SEC bans independent directorship beyond 9 years
The Securities and Exchange Commission (SEC) has imposed stricter term limits on independent directors of publicly listed companies, effectively barring those who have reached the maximum allowable tenure from being reelected in the same firm.
In a statement on Tuesday, the SEC said it had issued SEC Memorandum Circular No. 7, Series of 2026 on Jan. 26 as part of efforts to strengthen board independence and align corporate governance rules with international standards.
Under the new rules, which will take effect on Feb. 1, independent directors who have already completed the maximum cumulative term of nine years would be perpetually barred from reelection as independent directors in the same company.
This marks a shift from previous guidelines, which allowed companies to seek extensions beyond the nine-year limit, subject to shareholder approval and the presentation of a meritorious justification.
SEC chair Francis Lim said strict term limits were necessary to preserve the independence and objectivity of directors, which are essential to effective corporate governance, transparency and accountability.
“A strict term limit ensures that independent directors maintain the objectivity and impartiality required to serve the very purpose envisioned under the law,” Lim said.
The term limit applies to companies with a class of equities listed for trading on an exchange.
The nine-year cumulative period is reckoned from 2012 and covers both continuous and intermittent service. Any fractional service exceeding six months will be counted as one full year.

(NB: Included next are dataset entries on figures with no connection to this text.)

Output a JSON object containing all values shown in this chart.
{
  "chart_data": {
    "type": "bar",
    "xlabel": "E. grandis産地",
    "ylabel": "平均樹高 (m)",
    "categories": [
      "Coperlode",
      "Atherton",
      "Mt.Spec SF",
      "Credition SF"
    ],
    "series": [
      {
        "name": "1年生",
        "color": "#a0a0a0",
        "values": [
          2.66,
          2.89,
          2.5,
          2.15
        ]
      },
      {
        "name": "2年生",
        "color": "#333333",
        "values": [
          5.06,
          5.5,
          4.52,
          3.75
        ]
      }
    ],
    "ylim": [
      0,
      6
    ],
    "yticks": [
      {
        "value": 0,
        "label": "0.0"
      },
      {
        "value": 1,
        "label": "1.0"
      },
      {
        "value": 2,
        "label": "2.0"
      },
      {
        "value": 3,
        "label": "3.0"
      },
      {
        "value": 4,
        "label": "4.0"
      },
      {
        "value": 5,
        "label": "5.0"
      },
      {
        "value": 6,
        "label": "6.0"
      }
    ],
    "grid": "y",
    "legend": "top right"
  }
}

Independent directors who have not yet reached the nine-year limit but previously served as a nonindependent director or officer of the same company must observe a two-year cooling-off period before being reelected as independent directors.
Those who have already completed the maximum term, however, may immediately serve as nonindependent directors or officers without a cooling-off period.
A transitory provision allows incumbent independent directors who have reached the maximum term to remain in office until the company’s 2026 annual stockholders’ meeting, or on another date approved by the SEC.